Yagi painting the sign for his Second Avenue fruit and vegetable store.
It was a rough neighborhood, rife with drug dealers and squatters. Yet Yagi says, “Jewish people started here, and Polish and Ukrainians, and then the Japanese. Everybody was accepted, and we never felt strange.” St. Mark’s Church, nearly at the center of his restaurant galaxy, was for a time the burial site of Commodore Matthew Perry, whose tall ships opened Japan to the west in 1854. Plus, notes Yagi, “East,” or higashi, describes Japan. “That’s why I opened all my restuarants here,” he says simply.
Yagi figured that in Japan, people his age were working 50- or 60-hour work weeks, and if he just worked like them, “one day maybe I’ll be the front runner here—I didn’t hesitate to work long hours.”
He got to know a chef at the Empire Diner, the iconic Tenth Avenue art moderne watering hole that stayed open round the clock and attracted a bohemian crowd.
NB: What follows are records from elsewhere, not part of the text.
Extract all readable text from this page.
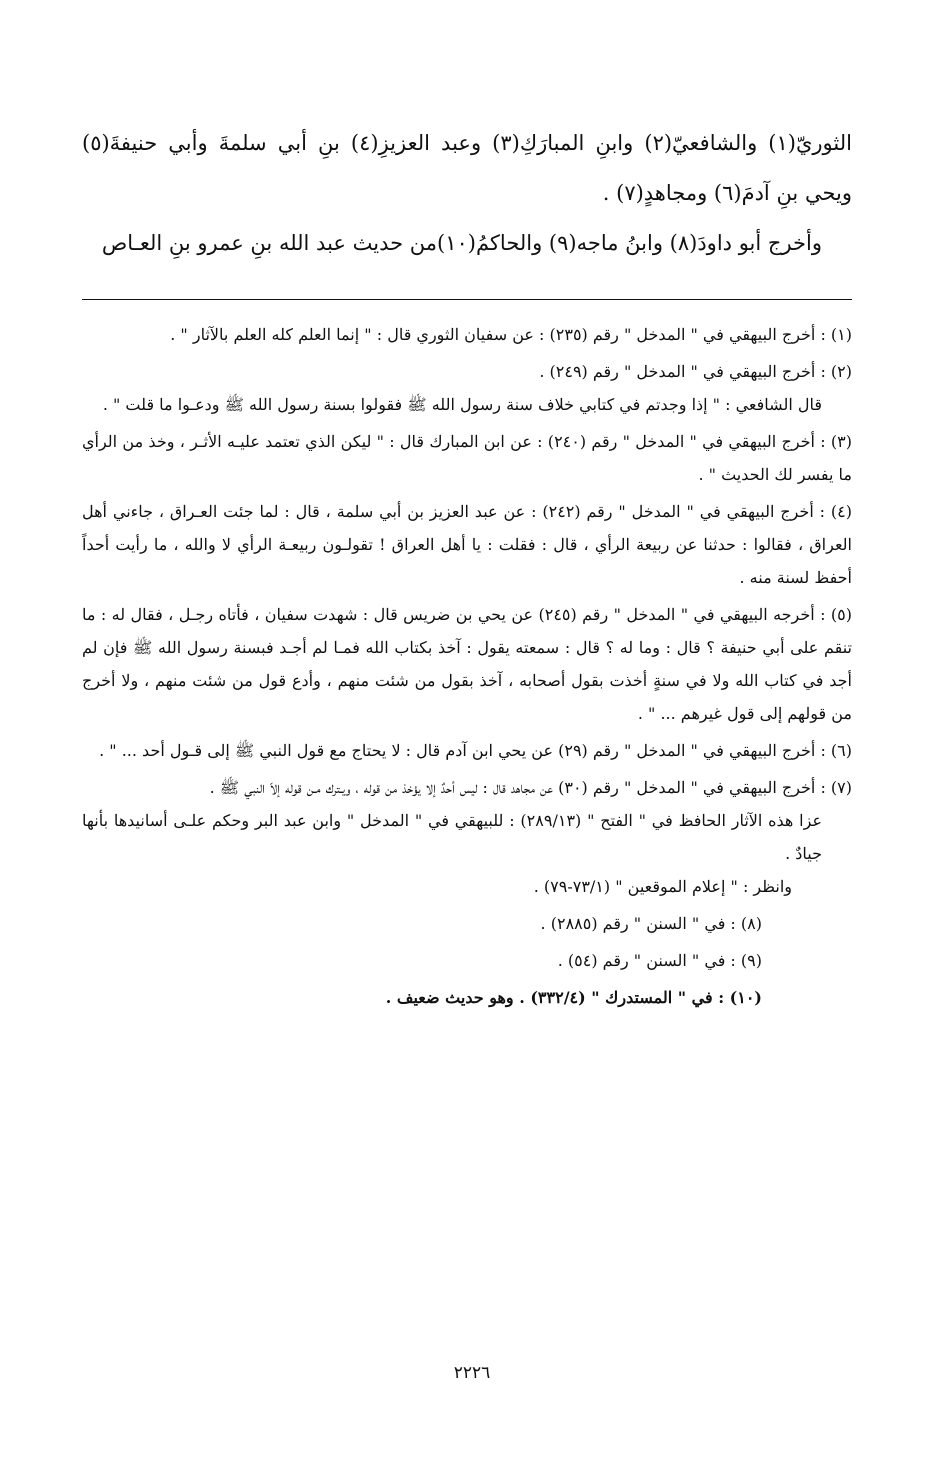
الثوريّ(١) والشافعيّ(٢) وابنِ المبارَكِ(٣) وعبد العزيزِ(٤) بنِ أبي سلمةَ وأبي حنيفةَ(٥) ويحي بنِ آدمَ(٦) ومجاهدٍ(٧) .

وأخرج أبو داودَ(٨) وابنُ ماجه(٩) والحاكمُ(١٠)من حديث عبد الله بنِ عمرو بنِ العـاص

(١) : أخرج البيهقي في " المدخل " رقم (٢٣٥) : عن سفيان الثوري قال : " إنما العلم كله العلم بالآثار " .
(٢) : أخرج البيهقي في " المدخل " رقم (٢٤٩) .
قال الشافعي : " إذا وجدتم في كتابي خلاف سنة رسول الله ﷺ فقولوا بسنة رسول الله ﷺ ودعـوا ما قلت " .
(٣) : أخرج البيهقي في " المدخل " رقم (٢٤٠) : عن ابن المبارك قال : " ليكن الذي تعتمد عليـه الأثـر ، وخذ من الرأي ما يفسر لك الحديث " .
(٤) : أخرج البيهقي في " المدخل " رقم (٢٤٢) : عن عبد العزيز بن أبي سلمة ، قال : لما جئت العـراق ، جاءني أهل العراق ، فقالوا : حدثنا عن ربيعة الرأي ، قال : فقلت : يا أهل العراق ! تقولـون ربيعـة الرأي لا والله ، ما رأيت أحداً أحفظ لسنة منه .
(٥) : أخرجه البيهقي في " المدخل " رقم (٢٤٥) عن يحي بن ضريس قال : شهدت سفيان ، فأتاه رجـل ، فقال له : ما تنقم على أبي حنيفة ؟ قال : وما له ؟ قال : سمعته يقول : آخذ بكتاب الله فمـا لم أجـد فبسنة رسول الله ﷺ فإن لم أجد في كتاب الله ولا في سنةٍ أخذت بقول أصحابه ، آخذ بقول من شئت منهم ، وأدع قول من شئت منهم ، ولا أخرج من قولهم إلى قول غيرهم ... " .
(٦) : أخرج البيهقي في " المدخل " رقم (٢٩) عن يحي ابن آدم قال : لا يحتاج مع قول النبي ﷺ إلى قـول أحد ... " .
(٧) : أخرج البيهقي في " المدخل " رقم (٣٠) عن مجاهد قال : ليس أحدٌ إلا يؤخذ من قوله ، ويـترك مـن قوله إلاّ النبي ﷺ .
عزا هذه الآثار الحافظ في " الفتح " (٢٨٩/١٣) : للبيهقي في " المدخل " وابن عبد البر وحكم علـى أسانيدها بأنها جيادٌ .
وانظر : " إعلام الموقعين " (٧٣/١-٧٩) .
(٨) : في " السنن " رقم (٢٨٨٥) .
(٩) : في " السنن " رقم (٥٤) .
(١٠) : في " المستدرك " (٣٣٢/٤) . وهو حديث ضعيف .
٢٢٢٦
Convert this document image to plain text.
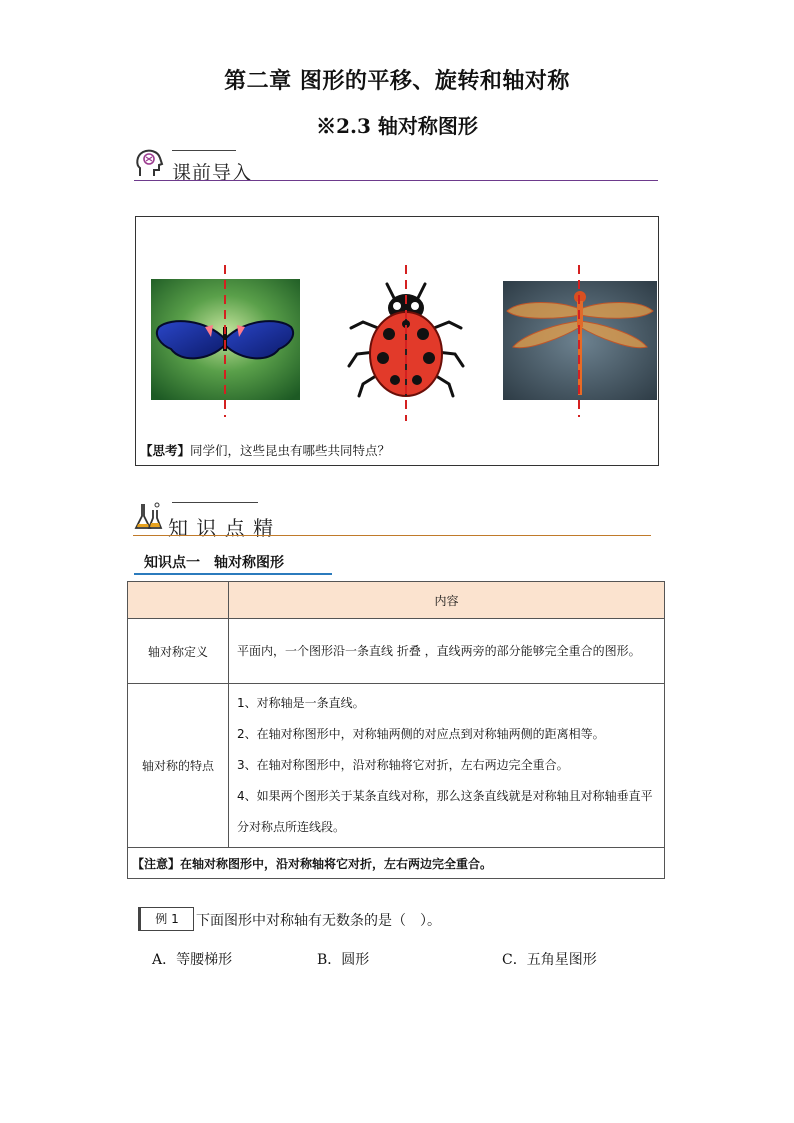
第二章 图形的平移、旋转和轴对称
※2.3 轴对称图形
课前导入
【思考】同学们，这些昆虫有哪些共同特点？
知 识 点 精
知识点一　轴对称图形
	内容
轴对称定义	平面内，一个图形沿一条直线 折叠 ，直线两旁的部分能够完全重合的图形。

轴对称的特点	1、对称轴是一条直线。
2、在轴对称图形中，对称轴两侧的对应点到对称轴两侧的距离相等。
3、在轴对称图形中，沿对称轴将它对折，左右两边完全重合。
4、如果两个图形关于某条直线对称，那么这条直线就是对称轴且对称轴垂直平分对称点所连线段。

【注意】在轴对称图形中，沿对称轴将它对折，左右两边完全重合。	
例 1	下面图形中对称轴有无数条的是（　）。
A．等腰梯形	B．圆形	C．五角星图形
By the early 1980s, Yagi had saved enough money to lure the chef away, and opened his own 24-hour-diner on Second Avenue in the East Village.
Called 103 Second Avenue, it, too, became a hot spot, a regular for artists Keith Haring and Andy Warhol. Haring regularly covered the black walls of the bathroom with graffiti, and Yagi, unaware of it’s potential future value, says, “I used to erase it.” He adds, “My employees were all gay and I sold coffee for seventy-five cents, or a dollar-fifty for unlimited refills. John Belushi would come at midnight and loved Sloppy Joes. Madonna used to come before she was famous, too.”
The stars had no idea that the diner they loved, decorated like an understated Japanese establishment in warm wood floors and wooden tables, was run by a Japanese man. Foreshadowing his continued relative anonymity, Yagi says, “I didn’t want anybody to know.”
His stealth “Japanese diner” gave way to his first real Japanese restaurant in 1984, Hasaki, a sushi restaurant on East 9th Street named after the small town in Chiba where his father was born. The underground sake bar Decibel followed in 1993, and Sakagura in 1996. Yagi’s empire building was underway.
His daughter Sakura attributes Yagi’s success to his insatiable curiosity and appetite for work . “As a self-employed person, he’s always on it,” she observes. “There’s never a moment he’s off, and he doesn’t hesitate when there’s a problem to be solved.” In addition to overseeing his 13 restaurants, he owns and manages several apartment buildings, is the New York agent for Toto and at one time was also president of a beer exporting company.
When Yagi decides on a new restaurant concept, his daughter notes, he travels through Japan doing research, decides what to focus on, and finds people to implement his vision. And, she adds, “He’s never afraid to ask questions,” a trait that was embarrassing to her when she was younger, but which she has come to appreciate.
At 67, Yagi shows no sign of slowing down. He plans to expand the business, says Sakura, likely in Japan. But he’s also turned his thoughts to the humanitarian concerns that have marked his career in New York. As chance would have it, he was downtown for both the 1993 below-ground bombing of the World Trade Center and for the September 11, 2001 attack. In 1993 he was on the 87th floor of the World Trade Center, visiting the Hokkaido Takushosku Bank when the underground bomb was detonated. On 9/11, he was with Sakura at the immigration offices nearby the trade center. He took his daughter’s hand and walked her back to the safety of the East Village through Chinatown. Shaken, he took the attacks as a wake-up call to perform an act of Zen self-discipline to honor the dead. As an end-of-year symbolic cleansing, he decided to give up something he loved—sake—and did not imbibe it again for 10 years, until the day his son turned 21.
He was one of several community leaders who started New York City’s akimatsuri fall festival in 1990, and is currently leading the effort to repair a statue of Shinran Shonin that surived the atomic bombing of Hiroshima and now stands in front of the New York Buddhist Church. Drawing his roster of restaurants into his charitable activities, he hosts a yearly dinner for Nikkei seniors at Shabu Tatsu.
Yagi with a framed fan given to him by his great uncle Daihachi, with the inscription ware koukaisezu, or “live with no regrets,” top, and the inscription ichinichi ichizen, “one good act per day,” at bottom.
Through a lifetime of bold entrepreneurialism and constant activity, Yagi has created a microcosm of Japan within New York City, introducing the food-scapes of everyday Tokyo to locals more familiar with pizza and bagels. For his “last achievement,” Yagi has his sights set on importing a more spiritual, or cultural Japanese asset to New York: He wants to start a non-profit devoted to the Japanese principle of ichinichi ichizen, or “one good act per day.” Since he shows no sign of slowing down, it’s unclear when he will launch the non-profit, but Yagi envisions it as yet another way of making the city a better place.
“It’s very Japanese, and something I grew up with,” he says. “It’s not meditating,” he explains, “but improving things, through even the smallest of acts.”